“OMG GMO” SMDH

I recently watched “OMG GMO,” Jeremy Seifert’s aggressively uninformed “documentary” about the corporate duplicity and governmental callousness that he says drives the production of genetically engineered crops—which are, in his view, such barely concealed poisons that he actually dressed his children in full hazmat gear before letting them enter a field of genetically modified corn. Seifert explained his research process in an interview with Nathanael Johnson of Grist: “I didn’t really dig too deep into the scientific aspect.”

Fair enough. Normally, I would ignore anyone who would say that while publicizing his movie. But Seifert has been abetted by Dr. Mehmet Oz, the patron saint of internally inconsistent scientific assertions, and Seifert’s message of fear and illiteracy has now been placed before millions of television viewers.

Seifert asserts that the scientific verdict is still out on the safety of G.M. foods—which I guess it is, unless you consult actual scientists. He fails to do that. Instead, he claims that the World Health Organization is one of many groups that question the safety of genetically engineered products. However, the W.H.O. has been consistent in its position on G.M.O.s: “No effects on human health have been shown as a result of the consumption of G.M. foods by the general population in the countries where they have been approved.” Britain’s Royal Society of Medicine was even more declarative: “Foods derived from G.M. crops have been consumed by hundreds of millions of people across the world for more than fifteen years with no reported ill effects (or legal cases related to human health) despite many of the consumers coming from that most litigious of countries the U.S.A.” In addition to the W.H.O. and Royal Society, scientific organizations from around the world, including the European Commission and, in the United States, the National Academy of Sciences, have strongly endorsed the safety of G.M. foods. I could cite quotes from a dozen other countries. But let’s leave the overkill to Mr. Seifert.

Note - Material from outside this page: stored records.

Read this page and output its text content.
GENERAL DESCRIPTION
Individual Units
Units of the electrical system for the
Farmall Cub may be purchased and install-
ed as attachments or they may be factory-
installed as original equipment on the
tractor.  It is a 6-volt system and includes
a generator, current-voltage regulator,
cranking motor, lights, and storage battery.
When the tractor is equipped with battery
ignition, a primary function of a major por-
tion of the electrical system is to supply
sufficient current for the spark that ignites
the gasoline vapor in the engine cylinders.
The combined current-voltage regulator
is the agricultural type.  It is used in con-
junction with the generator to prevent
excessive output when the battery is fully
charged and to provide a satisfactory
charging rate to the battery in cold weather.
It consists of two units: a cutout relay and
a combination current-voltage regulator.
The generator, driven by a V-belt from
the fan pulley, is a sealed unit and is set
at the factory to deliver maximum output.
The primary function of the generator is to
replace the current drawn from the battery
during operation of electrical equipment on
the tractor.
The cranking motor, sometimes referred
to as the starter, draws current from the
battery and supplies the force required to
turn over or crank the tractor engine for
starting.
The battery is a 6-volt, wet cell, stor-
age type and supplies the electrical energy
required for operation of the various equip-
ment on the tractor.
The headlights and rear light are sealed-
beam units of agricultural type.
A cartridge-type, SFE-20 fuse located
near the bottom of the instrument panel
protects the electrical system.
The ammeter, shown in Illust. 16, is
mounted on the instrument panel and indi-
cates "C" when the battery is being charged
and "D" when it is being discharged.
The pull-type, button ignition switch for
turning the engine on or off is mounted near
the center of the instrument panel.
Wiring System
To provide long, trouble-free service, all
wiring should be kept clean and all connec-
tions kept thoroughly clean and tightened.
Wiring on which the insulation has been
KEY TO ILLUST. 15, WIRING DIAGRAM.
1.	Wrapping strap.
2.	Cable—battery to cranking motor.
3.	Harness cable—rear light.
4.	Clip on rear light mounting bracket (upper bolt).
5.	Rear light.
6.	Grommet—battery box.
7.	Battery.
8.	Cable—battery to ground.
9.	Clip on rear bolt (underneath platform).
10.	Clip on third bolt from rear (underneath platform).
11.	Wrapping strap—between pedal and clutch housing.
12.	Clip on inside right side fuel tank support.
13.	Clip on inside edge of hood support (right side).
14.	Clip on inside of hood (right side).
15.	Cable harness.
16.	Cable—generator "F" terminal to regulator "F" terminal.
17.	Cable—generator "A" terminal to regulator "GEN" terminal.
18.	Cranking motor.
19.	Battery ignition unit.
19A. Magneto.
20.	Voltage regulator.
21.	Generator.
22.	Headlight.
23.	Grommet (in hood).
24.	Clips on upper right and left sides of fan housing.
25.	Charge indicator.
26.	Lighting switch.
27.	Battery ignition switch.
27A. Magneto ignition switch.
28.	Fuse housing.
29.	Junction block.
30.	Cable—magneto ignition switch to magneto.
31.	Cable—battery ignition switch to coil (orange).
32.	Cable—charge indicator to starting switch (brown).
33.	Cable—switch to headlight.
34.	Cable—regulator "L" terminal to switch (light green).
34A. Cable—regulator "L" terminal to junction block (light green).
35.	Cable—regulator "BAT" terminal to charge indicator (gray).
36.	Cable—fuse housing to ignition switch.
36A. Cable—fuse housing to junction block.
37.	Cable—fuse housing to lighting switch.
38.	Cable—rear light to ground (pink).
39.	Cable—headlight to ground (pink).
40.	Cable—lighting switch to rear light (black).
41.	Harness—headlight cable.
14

What else can you call it when a man sends his children into a field of genetically modified corn wearing gas masks? The director has few qualms about using his kids to make a point: early in the film, we watch him at a kitchen table with his boys, who are happily eating some Breyers ice cream. Seifert asks if they like it. They reply in the affirmative. “Even if it’s genetically modified, do you still like it?” he went on. His sons, neither of whom was older than ten, looked at him like he was a loon. Then he delivered the coup de grâce. “But, years and years from now, it might hurt you.” Nobody can really argue with that assertion. As a matter of fact, next Tuesday every person who has ever consumed a genetically modified product might drop dead. I can’t say it won’t happen, because you can’t prove what doesn’t exist. You can only look at the data, something that Seifert refuses to do.

As Ferris Jabr pointed out in extremely thoughtful review in Scientific American, Seifert’s intellectual laziness is profound. “Instead of using his children like marionettes for ludicrous theatrics, Seifert could have, I don’t know, done some actual research,” Jabr wrote. If he had, Seifert would have found that the toxin Bt, which is engineered into genetically modified corn, kills certain pests but poses no harm to people—which is why organic farmers have been spraying insecticide containing the Bt bacterium on their crops for years. Seifert also missed that Bt corn is actually sprayed less than conventional corn, and that the pesticide used, glyphosate, is hundreds of times less toxic than atrazine, the chemical it largely replaces. There have been more than six hundred studies published that address the relative risk of genetically engineered products; he might have read a few. Instead, Seifert relies heavily on research published, last year, by Gilles-Eric Séralini, which has been widely denounced throughout the world for its lack of statistical rigor, poor study design, and small number of controls.

Seifert even manages to mangle the points worth stressing. He says that weeds have become resistant to glyphosate; that is, to some degree, true. It is also true of every other pesticide or drug ever used. It is explained by a process called evolution. People with H.I.V. or tuberculosis, for example, take cocktails of medications; if they took only a single drug, the bugs would become resistant to it soon enough. That doesn’t mean there is nothing to be done about resistance or pests—or that it isn’t a problem. But better farming practices, like rotating crops and using cover crops, would help. So would lessening the practice of monoculture—planting a single crop, such as ten thousand acres of corn, and nothing else—which poses an equal danger to conventional and engineered products.

By themselves, genetically engineered crops will not end hunger or improve health or bolster the economies of struggling countries. They won’t save the sight of millions or fortify their bones. But they will certainly help. First, though, we have to adopt reality as our principal narrative. For people like Jeremy Seifert, that may be too much to ask.

Correction: This post originally cited Seifert’s first name as “Jeffrey.”